You mentioned Sebastian who I’m not sure I’ve met, is Sebastian the developer working with you on this and is he available to join in the discussion here? This is likely a very technical issue.
Calling the queue#SystemMessage service might be an important clue, along with the idea that this might be a transaction conflict issue, because that service updates the SystemMessage record in a separate transaction so that it succeeds or fails independently of whatever calls it.
The problem with that is that record locking in separate transactions is very picky. There are a few patterns where things can go wrong, but a common one looks like this:
- transaction A locks record X (by update, for-update find/query, OR a common gotcha in some databases where record X gets locked because it is a foreign key of record Y… for example if you update SystemMessage to set the orderId which is a foreign key for OrderHeader then it locks, or tries to lock, the OrderHeader record too!)
- in the same thread transaction A (from whatever calls queue#SystemMessage) is paused and transaction B (in queue#SystemMessage itself) is run synchronously, so transaction A is waiting for transaction B to complete before it can continue
- transaction B tries to lock record X
- TX A has a lock on record X so TX B is waiting for that lock… AND TX A is waiting for TX B to complete, so there is a deadlock between the record lock on one side and TX A waiting for TX B on the other
- this is not the sort of deadlock that a database can detect (where both sides are locks in the database), so eventually the lock wait will timeout which results on errors being logged
When you say the service never returns and there are no error messages, is the actual behavior that around 1 minute later there are log messages in the thread that was running the service, and those log messages show errors, perhaps even a lock wait timeout error?
That would be the first thing I look for, and the easiest way to do is filter the log by the thread name that was running the service so you can see just the logs from that thread over a longer period of time.
Because transaction management can get messy there are some tools in Moqui Framework to help track down such issues, especially the Entity Facade lock tracking feature. To enable this set the env var
entity_lock_track to true (in an OS env var, or in a moqui conf XML file).

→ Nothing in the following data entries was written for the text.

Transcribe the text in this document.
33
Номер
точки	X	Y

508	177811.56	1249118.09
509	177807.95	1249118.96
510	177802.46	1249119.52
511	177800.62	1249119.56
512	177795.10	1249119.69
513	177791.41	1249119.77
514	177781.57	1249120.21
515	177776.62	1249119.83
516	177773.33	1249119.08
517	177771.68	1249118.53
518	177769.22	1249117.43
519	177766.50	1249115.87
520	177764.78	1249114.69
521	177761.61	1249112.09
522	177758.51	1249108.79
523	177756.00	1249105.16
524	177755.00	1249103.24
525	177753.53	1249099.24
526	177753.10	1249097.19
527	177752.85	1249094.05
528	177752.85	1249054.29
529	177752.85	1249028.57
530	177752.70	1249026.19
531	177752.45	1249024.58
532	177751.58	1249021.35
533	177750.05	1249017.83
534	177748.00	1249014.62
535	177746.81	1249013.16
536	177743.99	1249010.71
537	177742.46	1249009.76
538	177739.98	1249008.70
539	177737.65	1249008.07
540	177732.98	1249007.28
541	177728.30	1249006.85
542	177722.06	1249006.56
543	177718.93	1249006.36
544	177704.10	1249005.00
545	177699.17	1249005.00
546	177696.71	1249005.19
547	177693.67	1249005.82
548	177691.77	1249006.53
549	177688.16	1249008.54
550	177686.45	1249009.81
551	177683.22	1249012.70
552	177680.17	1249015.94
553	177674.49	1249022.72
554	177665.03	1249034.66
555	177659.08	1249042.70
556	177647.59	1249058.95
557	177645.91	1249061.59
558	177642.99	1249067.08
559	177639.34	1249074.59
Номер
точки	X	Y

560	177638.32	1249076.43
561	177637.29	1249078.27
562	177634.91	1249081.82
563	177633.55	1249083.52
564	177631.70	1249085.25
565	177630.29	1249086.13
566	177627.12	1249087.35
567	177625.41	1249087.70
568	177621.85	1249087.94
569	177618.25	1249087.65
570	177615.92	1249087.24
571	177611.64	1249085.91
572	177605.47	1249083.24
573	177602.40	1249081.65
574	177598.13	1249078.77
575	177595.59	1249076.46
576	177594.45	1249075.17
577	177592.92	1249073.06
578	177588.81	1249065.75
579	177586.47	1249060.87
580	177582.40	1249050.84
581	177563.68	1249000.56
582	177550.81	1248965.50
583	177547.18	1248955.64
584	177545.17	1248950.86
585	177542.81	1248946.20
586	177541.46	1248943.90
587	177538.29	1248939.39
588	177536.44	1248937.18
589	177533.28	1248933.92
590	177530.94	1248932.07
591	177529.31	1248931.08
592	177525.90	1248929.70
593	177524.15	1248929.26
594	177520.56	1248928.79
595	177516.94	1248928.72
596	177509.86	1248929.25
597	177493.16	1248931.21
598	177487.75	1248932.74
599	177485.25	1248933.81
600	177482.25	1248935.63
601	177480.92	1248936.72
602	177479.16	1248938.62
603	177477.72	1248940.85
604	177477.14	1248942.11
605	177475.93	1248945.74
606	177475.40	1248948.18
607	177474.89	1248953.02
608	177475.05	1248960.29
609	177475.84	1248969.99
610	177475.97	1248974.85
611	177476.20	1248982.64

There is some runtime overhead (memory and processing time) for this, so it is not enabled by default.
What the entity lock tracking does is track all transactions and records locked on the Moqui server and then it logs warning BEFORE an operation might lock a record if another transaction already has a lock on that record.
The downside to this is it has LOTS of false positives, ie warnings about potential lock conflicts that are not any sort of issue, just part of normal expected operation. In a case like this it might tell you exactly what you’re looking for in a log message after the “Queueing Cancel System Message…” log message you mentioned.
One little detail, the entity lock tracking feature is on by default in dev mode (using the MoquiDevConf.xml file which is the default for devs, ie when just running
java -jar moqui.war). If this can be reproduced locally, then doing so on a local dev machine is the easier way to go. If it only happens in production and only periodically, you’ll have to turn on the entity lock tracking on the production server and wait for it to happen. This is not generally harmful, mainly just increases the memory used and slightly slows things down, so unless the production server is already having trouble keeping with its load then it’s not a problem. FWIW I’ve done this many times on production servers, tricky transaction problems are often intermittent.